Me encantaría poder decir que el dinero es un bien de intercambio al que todas y todos podemos acceder por igual. Sin embargo, el dinero como moneda legitimada para absolutamente todas las transacciones que hacemos en el mundo tiene una línea histórica que debemos desandar para saber por qué se ha concentrado en manos de unas personas y no en las de otras. No me ocupa aquí las lecturas que pueden hacerse sobre las clases sociales, entre la riqueza y la pobreza en términos generales, pero sí hay una lectura acerca del sexo del dinero, citando el célebre libro (1986) de la psicóloga argentina Clara Coria, que me interesa para entender por qué en todo el mundo los varones lideran los puestos de percepción de ingresos elevados, y las mujeres- con sus hijos a cuestas- lideran las cifras de la pobreza. Las dos caras de una moneda son masculinas.

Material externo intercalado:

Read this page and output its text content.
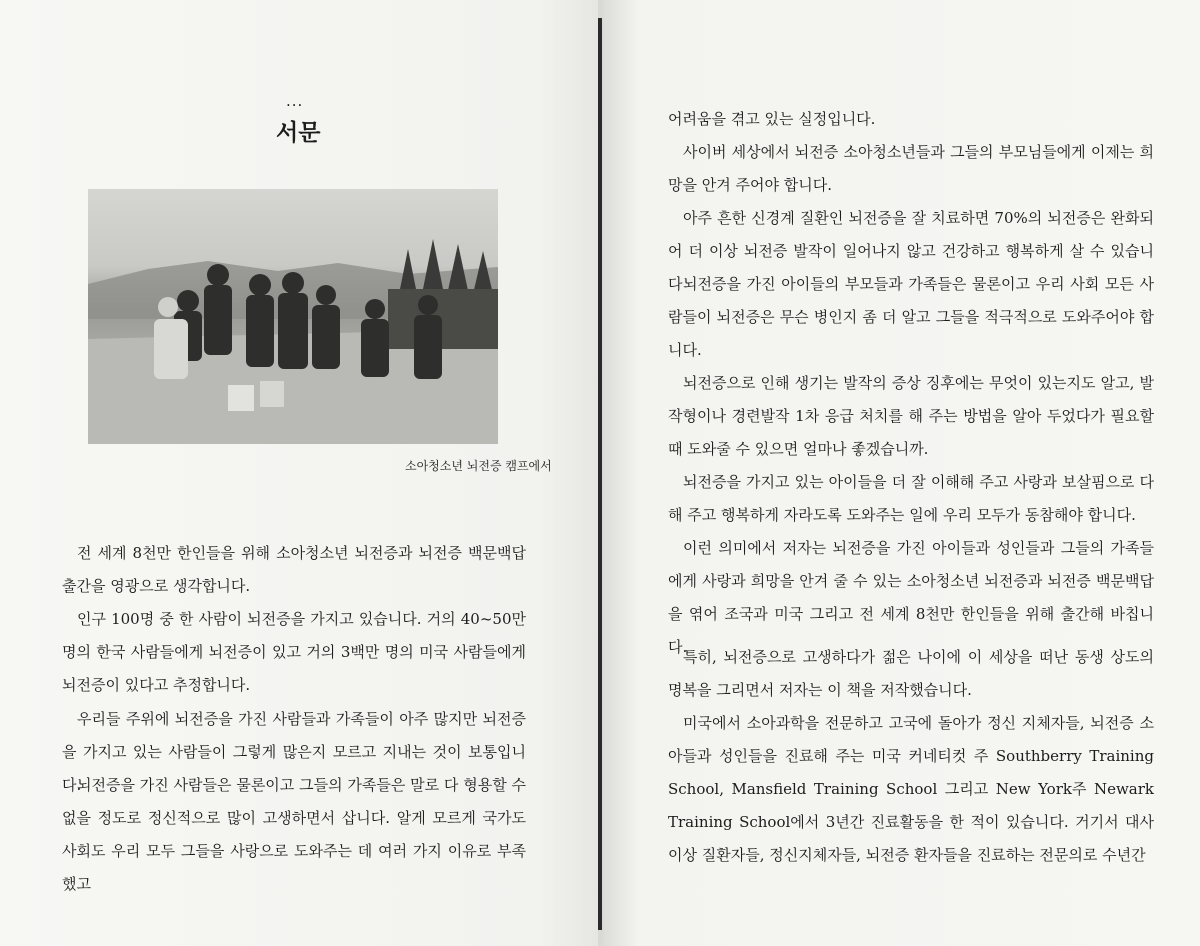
...
서문
소아청소년 뇌전증 캠프에서

전 세계 8천만 한인들을 위해 소아청소년 뇌전증과 뇌전증 백문백답 출간을 영광으로 생각합니다.

인구 100명 중 한 사람이 뇌전증을 가지고 있습니다. 거의 40~50만 명의 한국 사람들에게 뇌전증이 있고 거의 3백만 명의 미국 사람들에게 뇌전증이 있다고 추정합니다.

우리들 주위에 뇌전증을 가진 사람들과 가족들이 아주 많지만 뇌전증을 가지고 있는 사람들이 그렇게 많은지 모르고 지내는 것이 보통입니다.

뇌전증을 가진 사람들은 물론이고 그들의 가족들은 말로 다 형용할 수 없을 정도로 정신적으로 많이 고생하면서 삽니다. 알게 모르게 국가도 사회도 우리 모두 그들을 사랑으로 도와주는 데 여러 가지 이유로 부족했고

어려움을 겪고 있는 실정입니다.

사이버 세상에서 뇌전증 소아청소년들과 그들의 부모님들에게 이제는 희망을 안겨 주어야 합니다.

아주 흔한 신경계 질환인 뇌전증을 잘 치료하면 70%의 뇌전증은 완화되어 더 이상 뇌전증 발작이 일어나지 않고 건강하고 행복하게 살 수 있습니다 뇌전증을 가진 아이들의 부모들과 가족들은 물론이고 우리 사회 모든 사람들이 뇌전증은 무슨 병인지 좀 더 알고 그들을 적극적으로 도와주어야 합니다.

뇌전증으로 인해 생기는 발작의 증상 징후에는 무엇이 있는지도 알고, 발작형이나 경련발작 1차 응급 처치를 해 주는 방법을 알아 두었다가 필요할 때 도와줄 수 있으면 얼마나 좋겠습니까.

뇌전증을 가지고 있는 아이들을 더 잘 이해해 주고 사랑과 보살핌으로 다해 주고 행복하게 자라도록 도와주는 일에 우리 모두가 동참해야 합니다.

이런 의미에서 저자는 뇌전증을 가진 아이들과 성인들과 그들의 가족들에게 사랑과 희망을 안겨 줄 수 있는 소아청소년 뇌전증과 뇌전증 백문백답을 엮어 조국과 미국 그리고 전 세계 8천만 한인들을 위해 출간해 바칩니다.

특히, 뇌전증으로 고생하다가 젊은 나이에 이 세상을 떠난 동생 상도의 명복을 그리면서 저자는 이 책을 저작했습니다.

미국에서 소아과학을 전문하고 고국에 돌아가 정신 지체자들, 뇌전증 소아들과 성인들을 진료해 주는 미국 커네티컷 주 Southberry Training School, Mansfield Training School 그리고 New York주 Newark Training School에서 3년간 진료활동을 한 적이 있습니다. 거기서 대사이상 질환자들, 정신지체자들, 뇌전증 환자들을 진료하는 전문의로 수년간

El carácter sexuado del dinero tiene una complejidad diría que enunciativa, y es que está muy naturalizado en la sociedad quiénes tienen la potestad de su uso, y con eso se inaugura el principal medio o insumo en el que se basan las relaciones de poder e influencia.

Naturalizamos que en las conversaciones familiares las mujeres hablemos de la escolaridad de los hijos, de los embates románticos entre amigas, de algún chisme mediático, y ver que los varones en la otra punta de la mesa analizan los mercados, la política, los pases millonarios de jugadores de fútbol, etc. Hemos naturalizado históricamente que ellos ganen más, que ellos administren lo que se provee dentro del entorno familiar, que sean los que tengan la última decisión porque son quienes pagan.

Las redes sociales se han llenado de tips o “chistes” de adolescentes y mujeres adultas sobre cómo atraer hombres con dinero, en el medio de un escenario de lucha donde grupos organizados de mujeres en todo el mundo piden por políticas claras sobre la brecha salarial, el ascenso en sus puestos de trabajo o el reclamo de la cuota alimentaria que mayormente adeudan los padres en todo el mundo.

Crecí con una frase en mi cabeza que escuchaba muy a menudo: “El hombre propone y la mujer dispone”, algo así como si nosotras no tuviéramos la capacidad de agencia sobre nuestras propias vidas como para crear los escenarios deseados. Una frase que parte de la consideración de que el hombre gesta el entorno y nosotras solo lo aceptamos o no, así como se nos es dado. Esta frase es el reflejo de cómo se ha naturalizado socialmente que los varones concentren el dinero o los recursos materiales y simbólicos que devienen de este: tener un auto, un departamento, una reputación, etc., y que les permiten ser quienes adecuan el entorno a sus deseos, donde nosotras aceptamos estar disponibles o no.

Sin embargo, no hay que analizar este fenómeno con ingenuidad. Para nosotras, no haber tenido estos recursos materiales y simbólicos nos ha significado justamente no ser autónomas en nuestras decisiones. No ser “las que podíamos proponer” nos ha costado la libertad y, a muchas, la vida, dentro de hogares violentos donde aún hoy muchas tienen que elegir entre la posibilidad de morir adentro o morir afuera, de hambre.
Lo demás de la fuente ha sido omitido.